Dimension mondiale du conflit en Ukraine
En outre, un accord stable ne peut pas être obtenu uniquement pour l’Ukraine. Il doit avoir une portée mondiale, au moins pour l’architecture de sécurité européenne. Mais on pourrait aussi dire que le règlement en Ukraine doit également s’inscrire dans le cadre d’un deuxième accord de Yalta.
Le conflit en Ukraine a également une dimension mondiale. Pour l’instant, la Chine semble peu intéressée par une solution rapide. Au lieu de cela, on spécule que Pékin continuera à soutenir Moscou pour prolonger le conflit et renforcer son rôle dans la politique mondiale.
Enfin, en mettant fin à la guerre en Ukraine, Washington pourrait concentrer pleinement ses forces sur la Chine, ce que Pékin n’est pas prêt à faire. Une victoire évidente des États-Unis dans la résolution de la question ukrainienne signifierait également le maintien de l’ordre mondial américain, ce qui n’est ni dans l’intérêt de la Russie ni du Sud global.
Mais Poutine ne doit pas non plus être pressé, car cela donnerait au moins l’impression que Trump donne le tempo et qu’il danse après le sifflet du président américain.
Un accord précipité, pas dans l’intérêt du Kremlin
Bien que le Kremlin mise toujours sur l’ouverture et les gestes réciproques, comme l’échange de prisonniers qui a conduit aux discussions, il est visiblement prudent et n’est pas intéressé par un accord précipité. Poutine n’a pas la tâche facile car, d’une part, il reconnaîtrait la faiblesse de la Russie, d’autre part, il doit maintenir l’équilibre, car une prolongation trop longue de la guerre affaiblirait encore plus la Russie qu’elle ne l’est déjà. Et nous n’avons même pas mentionné que le Kremlin doit également tenir compte de l’état d’esprit de la société russe pour mettre fin à la guerre.
La majorité des Russes veut la paix, mais elle veut en même temps gagner. Elle n’accepterait pas un accord qui ne pourrait pas être vendu comme une victoire. Et une partie plus radicale de la société – environ un quart – le rejetterait. Vous pourriez vous demander à juste titre : pourquoi tout cela ? Pourquoi environ 150 000 Russes ont-ils été tués et des centaines de milliers mutilés ? Et nous n’avons même pas mentionné que le Kremlin créerait une nouvelle élite à travers les « opérations militaires spéciales », mais une paix médiocre du point de vue russe ne ferait qu’accroître la frustration et le désir de vengeance au sein de cette couche et donc les tensions sociales. Car le désir de justice grandit chez une partie importante de la population russe – il suffit de penser à l’insurrection de Prigojine – et une telle « évolution répugnante », comme l’a formulé un analyste, n’ irait pas dans ce sens.
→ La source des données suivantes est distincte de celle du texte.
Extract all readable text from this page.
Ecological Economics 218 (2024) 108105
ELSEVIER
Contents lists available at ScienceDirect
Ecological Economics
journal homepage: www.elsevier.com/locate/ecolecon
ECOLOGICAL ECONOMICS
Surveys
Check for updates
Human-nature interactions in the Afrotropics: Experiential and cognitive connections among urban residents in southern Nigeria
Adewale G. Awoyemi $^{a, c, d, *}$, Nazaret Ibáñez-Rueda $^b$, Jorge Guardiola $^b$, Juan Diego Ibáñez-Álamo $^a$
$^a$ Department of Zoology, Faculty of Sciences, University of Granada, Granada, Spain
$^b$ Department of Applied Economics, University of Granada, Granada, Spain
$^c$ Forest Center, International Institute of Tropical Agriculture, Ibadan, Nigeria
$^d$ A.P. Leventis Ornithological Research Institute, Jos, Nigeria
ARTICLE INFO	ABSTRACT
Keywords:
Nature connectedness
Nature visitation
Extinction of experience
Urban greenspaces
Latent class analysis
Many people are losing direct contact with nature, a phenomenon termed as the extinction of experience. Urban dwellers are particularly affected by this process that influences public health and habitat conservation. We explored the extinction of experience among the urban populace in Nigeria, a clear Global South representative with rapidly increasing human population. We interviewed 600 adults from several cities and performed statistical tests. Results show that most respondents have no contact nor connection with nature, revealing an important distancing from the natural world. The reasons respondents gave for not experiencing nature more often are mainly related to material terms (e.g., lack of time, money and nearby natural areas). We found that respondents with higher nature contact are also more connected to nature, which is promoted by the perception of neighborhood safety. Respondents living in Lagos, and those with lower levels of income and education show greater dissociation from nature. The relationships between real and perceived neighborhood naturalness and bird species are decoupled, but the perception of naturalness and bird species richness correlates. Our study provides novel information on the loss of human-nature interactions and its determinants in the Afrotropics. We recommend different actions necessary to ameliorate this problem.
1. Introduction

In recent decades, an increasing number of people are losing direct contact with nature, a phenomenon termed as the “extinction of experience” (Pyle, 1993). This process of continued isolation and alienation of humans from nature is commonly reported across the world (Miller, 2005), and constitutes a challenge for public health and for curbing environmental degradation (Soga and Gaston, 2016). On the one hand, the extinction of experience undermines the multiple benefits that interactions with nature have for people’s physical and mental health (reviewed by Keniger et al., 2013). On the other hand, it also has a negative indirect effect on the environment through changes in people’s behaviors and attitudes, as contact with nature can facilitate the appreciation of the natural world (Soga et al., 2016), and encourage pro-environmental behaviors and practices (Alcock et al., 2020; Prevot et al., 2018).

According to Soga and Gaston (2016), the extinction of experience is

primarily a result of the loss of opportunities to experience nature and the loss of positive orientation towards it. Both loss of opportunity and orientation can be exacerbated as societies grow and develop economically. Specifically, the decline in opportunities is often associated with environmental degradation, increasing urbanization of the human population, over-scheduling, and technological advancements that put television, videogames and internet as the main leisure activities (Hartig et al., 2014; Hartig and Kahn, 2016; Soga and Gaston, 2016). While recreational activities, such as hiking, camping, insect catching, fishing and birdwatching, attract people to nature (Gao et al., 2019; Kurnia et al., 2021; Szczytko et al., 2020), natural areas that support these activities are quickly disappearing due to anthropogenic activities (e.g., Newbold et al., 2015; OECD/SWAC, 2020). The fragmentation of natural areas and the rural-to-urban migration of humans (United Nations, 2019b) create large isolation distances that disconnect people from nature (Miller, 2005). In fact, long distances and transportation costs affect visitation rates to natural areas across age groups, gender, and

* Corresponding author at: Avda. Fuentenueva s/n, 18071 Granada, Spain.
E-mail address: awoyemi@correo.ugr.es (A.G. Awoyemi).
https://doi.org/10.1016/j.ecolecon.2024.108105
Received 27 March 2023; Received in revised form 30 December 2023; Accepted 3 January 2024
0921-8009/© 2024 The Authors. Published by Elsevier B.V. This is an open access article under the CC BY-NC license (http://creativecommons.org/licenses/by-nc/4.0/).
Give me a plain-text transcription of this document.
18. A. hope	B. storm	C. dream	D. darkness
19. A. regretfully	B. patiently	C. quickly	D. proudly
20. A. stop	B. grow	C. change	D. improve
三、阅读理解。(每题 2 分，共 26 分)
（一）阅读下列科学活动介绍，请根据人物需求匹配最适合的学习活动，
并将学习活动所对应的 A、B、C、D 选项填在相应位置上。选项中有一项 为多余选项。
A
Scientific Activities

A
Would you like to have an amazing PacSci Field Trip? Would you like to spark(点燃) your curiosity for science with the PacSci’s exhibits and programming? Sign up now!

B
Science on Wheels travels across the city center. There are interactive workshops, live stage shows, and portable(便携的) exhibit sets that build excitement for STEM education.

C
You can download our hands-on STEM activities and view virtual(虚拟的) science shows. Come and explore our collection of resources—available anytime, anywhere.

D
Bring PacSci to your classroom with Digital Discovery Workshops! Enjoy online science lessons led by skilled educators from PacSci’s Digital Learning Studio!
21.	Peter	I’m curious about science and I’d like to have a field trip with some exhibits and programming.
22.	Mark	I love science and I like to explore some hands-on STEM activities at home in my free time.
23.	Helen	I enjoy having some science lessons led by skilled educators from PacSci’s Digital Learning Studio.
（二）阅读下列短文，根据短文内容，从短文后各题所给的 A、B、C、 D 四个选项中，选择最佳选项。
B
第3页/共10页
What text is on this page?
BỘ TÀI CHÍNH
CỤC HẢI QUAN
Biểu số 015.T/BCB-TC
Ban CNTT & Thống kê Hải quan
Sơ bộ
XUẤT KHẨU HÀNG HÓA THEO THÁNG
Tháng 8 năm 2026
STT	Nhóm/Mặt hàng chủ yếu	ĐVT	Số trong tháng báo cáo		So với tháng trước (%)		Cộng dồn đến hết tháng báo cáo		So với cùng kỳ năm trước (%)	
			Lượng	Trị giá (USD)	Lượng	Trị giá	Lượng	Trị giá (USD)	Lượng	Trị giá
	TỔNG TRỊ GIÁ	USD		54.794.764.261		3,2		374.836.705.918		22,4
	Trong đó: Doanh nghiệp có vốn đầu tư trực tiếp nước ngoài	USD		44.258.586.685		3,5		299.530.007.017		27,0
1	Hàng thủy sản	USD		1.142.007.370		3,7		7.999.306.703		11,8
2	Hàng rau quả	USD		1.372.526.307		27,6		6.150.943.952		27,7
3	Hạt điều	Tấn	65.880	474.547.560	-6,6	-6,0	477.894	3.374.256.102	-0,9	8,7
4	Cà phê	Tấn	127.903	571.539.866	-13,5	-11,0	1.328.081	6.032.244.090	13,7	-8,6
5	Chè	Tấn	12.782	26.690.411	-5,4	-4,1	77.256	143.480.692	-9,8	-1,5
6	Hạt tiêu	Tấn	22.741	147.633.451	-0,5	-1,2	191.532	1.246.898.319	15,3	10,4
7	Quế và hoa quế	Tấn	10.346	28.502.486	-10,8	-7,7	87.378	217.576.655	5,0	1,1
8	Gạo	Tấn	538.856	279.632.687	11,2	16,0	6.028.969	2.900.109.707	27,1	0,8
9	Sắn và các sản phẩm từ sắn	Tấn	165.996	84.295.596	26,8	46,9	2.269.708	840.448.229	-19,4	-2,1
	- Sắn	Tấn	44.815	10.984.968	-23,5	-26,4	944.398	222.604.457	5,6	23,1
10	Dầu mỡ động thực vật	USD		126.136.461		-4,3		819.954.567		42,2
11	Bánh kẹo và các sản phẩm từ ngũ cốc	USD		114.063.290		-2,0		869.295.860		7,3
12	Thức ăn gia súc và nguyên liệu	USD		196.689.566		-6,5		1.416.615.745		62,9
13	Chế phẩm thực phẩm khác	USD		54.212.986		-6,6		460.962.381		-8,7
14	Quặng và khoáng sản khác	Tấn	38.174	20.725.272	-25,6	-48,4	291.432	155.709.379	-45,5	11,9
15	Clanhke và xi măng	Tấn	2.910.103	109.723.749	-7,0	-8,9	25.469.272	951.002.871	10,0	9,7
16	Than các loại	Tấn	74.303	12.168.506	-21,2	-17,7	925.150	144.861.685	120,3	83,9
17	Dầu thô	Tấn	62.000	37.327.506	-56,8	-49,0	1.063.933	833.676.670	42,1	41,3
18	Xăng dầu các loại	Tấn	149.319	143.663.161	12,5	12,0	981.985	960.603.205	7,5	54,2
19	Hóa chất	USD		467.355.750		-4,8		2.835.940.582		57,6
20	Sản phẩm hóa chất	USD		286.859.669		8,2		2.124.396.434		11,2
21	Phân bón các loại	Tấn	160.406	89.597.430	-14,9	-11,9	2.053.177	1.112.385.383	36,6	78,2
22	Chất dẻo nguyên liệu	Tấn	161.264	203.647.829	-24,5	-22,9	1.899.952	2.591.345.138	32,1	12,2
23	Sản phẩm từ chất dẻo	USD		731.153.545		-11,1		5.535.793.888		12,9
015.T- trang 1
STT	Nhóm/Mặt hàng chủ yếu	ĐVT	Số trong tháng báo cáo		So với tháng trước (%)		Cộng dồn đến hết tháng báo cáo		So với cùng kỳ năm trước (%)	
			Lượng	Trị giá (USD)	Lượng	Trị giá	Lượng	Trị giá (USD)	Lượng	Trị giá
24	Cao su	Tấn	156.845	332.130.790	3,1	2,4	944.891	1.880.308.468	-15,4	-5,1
La paix aura donc une naissance difficile et ne peut être obtenue qu’étape par étape, mais Trump et Poutine ont fait le premier pas vers la fin des combats. Pour l’instant, il n’y a pas de nécessité ou de possibilité d’approfondir davantage les relations, mais la lumière au bout du tunnel est déjà visible. Nous devrions l’accepter, mais rester les pieds sur terre dans la réalité.